Sarah Cahalan '14 | March 9, 2018
Imagine, if you will, the architectural needs of a small town. The people who live there will need homes and places to worship. The people who work there will need offices. It will need restaurants, and concert halls, and perhaps a hotel and a museum. It will need gyms and athletic venues, and a library, and places for students to learn, in rooms that range from lecture halls to astronomy labs.
Now imagine that one person is in charge of the interior spaces in every one of those variegated buildings.
That is sort of what it’s like to be Julie Boynton.
As the University’s director of interior architecture, Boynton oversees the design and aesthetics of all of Notre Dame’s interiors, from dorm-lounge paint colors to “Elevator This Way” signs. She isn’t alone in this endeavor — she works within the facilities design and operations department and manages a small team — but she is its head, a role that she says involves as much listening as it does leading.
“The most important thing that we do, the most important skill, is listening,” Boynton says. “Something can be beautiful and pretty, but if it doesn’t function, and it doesn’t meet the needs of the occupant or the building user, it doesn’t matter how pretty it is.”

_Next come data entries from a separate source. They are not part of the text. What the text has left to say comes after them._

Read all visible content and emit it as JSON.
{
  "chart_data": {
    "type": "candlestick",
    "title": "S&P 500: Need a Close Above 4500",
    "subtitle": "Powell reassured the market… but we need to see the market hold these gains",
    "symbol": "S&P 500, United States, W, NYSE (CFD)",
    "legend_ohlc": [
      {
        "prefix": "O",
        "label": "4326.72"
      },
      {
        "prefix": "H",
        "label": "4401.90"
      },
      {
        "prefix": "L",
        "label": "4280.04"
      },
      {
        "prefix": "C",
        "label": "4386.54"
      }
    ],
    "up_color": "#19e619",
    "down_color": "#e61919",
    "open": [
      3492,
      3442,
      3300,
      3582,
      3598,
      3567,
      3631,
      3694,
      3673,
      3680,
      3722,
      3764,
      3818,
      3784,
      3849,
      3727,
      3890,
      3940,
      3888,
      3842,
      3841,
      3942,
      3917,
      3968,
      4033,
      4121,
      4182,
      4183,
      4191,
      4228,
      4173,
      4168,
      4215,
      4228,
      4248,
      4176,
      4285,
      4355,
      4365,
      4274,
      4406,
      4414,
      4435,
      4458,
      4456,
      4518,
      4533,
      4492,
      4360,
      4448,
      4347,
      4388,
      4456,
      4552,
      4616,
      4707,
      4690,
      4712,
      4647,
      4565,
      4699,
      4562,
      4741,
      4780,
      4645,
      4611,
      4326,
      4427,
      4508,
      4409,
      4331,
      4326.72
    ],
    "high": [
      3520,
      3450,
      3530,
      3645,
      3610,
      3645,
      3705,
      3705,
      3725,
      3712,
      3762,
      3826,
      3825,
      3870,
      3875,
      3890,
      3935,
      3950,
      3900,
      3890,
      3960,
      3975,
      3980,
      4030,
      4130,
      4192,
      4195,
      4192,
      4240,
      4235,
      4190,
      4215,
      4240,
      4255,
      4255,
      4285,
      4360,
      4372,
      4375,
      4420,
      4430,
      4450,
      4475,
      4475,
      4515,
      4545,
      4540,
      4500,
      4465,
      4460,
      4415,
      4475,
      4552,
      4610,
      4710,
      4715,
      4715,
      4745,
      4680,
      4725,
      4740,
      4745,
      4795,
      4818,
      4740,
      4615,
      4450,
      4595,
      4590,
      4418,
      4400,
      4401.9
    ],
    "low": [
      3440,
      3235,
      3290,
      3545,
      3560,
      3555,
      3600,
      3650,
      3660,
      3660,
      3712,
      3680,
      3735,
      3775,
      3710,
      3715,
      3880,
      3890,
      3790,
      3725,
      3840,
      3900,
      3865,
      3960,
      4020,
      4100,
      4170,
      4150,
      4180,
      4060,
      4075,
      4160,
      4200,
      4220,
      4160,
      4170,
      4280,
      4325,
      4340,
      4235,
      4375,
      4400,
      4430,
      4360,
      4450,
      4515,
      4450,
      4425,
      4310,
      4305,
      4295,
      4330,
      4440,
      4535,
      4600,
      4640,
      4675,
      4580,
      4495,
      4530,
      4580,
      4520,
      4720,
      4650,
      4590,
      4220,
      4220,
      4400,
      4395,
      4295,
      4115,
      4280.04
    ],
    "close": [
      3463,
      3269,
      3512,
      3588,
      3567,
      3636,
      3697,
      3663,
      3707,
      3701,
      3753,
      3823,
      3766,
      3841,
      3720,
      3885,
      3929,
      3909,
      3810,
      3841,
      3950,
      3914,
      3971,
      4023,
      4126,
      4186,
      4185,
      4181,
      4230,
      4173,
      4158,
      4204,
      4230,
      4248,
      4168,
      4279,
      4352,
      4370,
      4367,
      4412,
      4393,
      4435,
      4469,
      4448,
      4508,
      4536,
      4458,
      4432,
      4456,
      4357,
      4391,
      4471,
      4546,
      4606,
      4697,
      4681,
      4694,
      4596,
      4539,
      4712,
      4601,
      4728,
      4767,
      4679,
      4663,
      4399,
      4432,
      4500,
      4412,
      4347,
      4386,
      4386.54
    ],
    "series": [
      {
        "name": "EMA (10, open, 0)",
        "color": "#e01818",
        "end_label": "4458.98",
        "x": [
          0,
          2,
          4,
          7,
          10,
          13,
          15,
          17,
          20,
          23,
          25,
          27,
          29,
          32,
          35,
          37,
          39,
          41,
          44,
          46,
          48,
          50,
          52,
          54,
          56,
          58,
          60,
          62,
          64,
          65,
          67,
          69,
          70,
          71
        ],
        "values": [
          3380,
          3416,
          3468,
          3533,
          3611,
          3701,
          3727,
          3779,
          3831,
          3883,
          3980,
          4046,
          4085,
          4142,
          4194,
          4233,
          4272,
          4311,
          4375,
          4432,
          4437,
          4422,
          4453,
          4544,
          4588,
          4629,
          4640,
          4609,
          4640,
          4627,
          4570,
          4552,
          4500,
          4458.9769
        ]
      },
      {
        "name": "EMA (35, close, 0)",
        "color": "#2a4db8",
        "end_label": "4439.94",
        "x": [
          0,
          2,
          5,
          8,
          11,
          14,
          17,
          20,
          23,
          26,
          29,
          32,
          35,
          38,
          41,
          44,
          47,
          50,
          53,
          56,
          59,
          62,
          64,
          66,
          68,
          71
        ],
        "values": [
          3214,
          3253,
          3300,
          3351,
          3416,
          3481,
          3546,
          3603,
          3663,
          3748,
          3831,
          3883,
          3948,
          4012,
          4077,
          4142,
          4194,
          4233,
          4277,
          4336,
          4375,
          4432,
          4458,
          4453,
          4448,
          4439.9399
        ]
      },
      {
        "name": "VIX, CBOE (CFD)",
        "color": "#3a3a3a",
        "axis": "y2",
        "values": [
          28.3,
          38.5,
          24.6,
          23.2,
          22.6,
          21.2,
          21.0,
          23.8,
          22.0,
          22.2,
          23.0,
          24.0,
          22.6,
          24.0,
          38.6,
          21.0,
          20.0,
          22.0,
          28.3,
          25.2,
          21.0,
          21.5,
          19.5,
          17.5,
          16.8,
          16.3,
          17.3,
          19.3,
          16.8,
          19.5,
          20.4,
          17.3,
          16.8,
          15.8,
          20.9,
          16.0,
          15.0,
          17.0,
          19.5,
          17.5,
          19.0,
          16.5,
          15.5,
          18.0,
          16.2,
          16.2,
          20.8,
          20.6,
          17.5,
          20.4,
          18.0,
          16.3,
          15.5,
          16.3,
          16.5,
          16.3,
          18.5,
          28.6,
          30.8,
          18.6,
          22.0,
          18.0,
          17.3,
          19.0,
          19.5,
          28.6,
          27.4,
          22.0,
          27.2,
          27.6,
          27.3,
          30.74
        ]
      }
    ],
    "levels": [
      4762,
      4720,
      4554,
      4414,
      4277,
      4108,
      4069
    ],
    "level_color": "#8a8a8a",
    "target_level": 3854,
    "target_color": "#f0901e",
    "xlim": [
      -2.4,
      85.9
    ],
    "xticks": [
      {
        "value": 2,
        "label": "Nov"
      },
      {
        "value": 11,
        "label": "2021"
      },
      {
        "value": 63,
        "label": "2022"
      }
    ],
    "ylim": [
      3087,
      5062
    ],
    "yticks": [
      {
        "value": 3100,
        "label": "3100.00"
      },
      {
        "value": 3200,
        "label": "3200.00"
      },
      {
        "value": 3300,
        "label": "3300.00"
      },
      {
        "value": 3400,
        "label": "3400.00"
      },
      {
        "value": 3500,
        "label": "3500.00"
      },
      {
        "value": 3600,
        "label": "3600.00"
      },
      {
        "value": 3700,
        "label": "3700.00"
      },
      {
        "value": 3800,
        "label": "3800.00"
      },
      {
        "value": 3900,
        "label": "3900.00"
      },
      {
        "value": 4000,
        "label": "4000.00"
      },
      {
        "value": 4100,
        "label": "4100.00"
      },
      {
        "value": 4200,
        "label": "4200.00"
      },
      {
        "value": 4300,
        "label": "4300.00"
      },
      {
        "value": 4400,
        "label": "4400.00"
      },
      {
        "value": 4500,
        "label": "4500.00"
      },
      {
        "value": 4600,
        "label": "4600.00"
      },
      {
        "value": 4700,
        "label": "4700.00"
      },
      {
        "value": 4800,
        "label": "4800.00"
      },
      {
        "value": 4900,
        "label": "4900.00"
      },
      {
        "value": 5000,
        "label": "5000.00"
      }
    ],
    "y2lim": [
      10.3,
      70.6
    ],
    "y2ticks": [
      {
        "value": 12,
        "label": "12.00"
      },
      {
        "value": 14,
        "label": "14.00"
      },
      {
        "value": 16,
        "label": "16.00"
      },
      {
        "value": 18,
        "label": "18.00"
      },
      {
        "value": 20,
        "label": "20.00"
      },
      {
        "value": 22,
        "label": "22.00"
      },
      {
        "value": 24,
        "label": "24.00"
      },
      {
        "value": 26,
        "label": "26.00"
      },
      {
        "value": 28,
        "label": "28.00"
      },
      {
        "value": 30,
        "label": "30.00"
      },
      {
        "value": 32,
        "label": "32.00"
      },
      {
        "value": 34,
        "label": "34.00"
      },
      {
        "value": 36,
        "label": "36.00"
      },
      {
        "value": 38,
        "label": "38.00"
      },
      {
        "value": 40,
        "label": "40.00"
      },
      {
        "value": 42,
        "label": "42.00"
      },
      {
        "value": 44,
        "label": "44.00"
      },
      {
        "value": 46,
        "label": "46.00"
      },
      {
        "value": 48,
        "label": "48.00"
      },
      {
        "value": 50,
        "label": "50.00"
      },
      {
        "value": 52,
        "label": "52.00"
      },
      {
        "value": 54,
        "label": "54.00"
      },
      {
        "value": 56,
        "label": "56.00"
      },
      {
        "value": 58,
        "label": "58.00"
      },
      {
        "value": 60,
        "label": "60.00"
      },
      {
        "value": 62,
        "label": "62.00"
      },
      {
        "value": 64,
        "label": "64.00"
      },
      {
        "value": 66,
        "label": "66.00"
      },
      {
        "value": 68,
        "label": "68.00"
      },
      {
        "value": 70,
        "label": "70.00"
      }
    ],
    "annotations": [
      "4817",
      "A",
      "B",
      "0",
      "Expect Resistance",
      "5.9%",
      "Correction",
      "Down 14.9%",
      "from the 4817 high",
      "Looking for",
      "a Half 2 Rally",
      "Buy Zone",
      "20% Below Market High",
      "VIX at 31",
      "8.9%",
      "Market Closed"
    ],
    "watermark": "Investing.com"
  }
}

With each project, Boynton and her team start by spending time in the space and talking with the people who use it. An administrative division with lots of new hires may have a flexible office plan as its priority. The music department needs acoustics. A dorm needs to be homey. The common misconception about working in interiors — that it’s all picking paint colors and feng shui-ing couches — doesn’t account for these nuances. Hence: interior architect, not interior designer.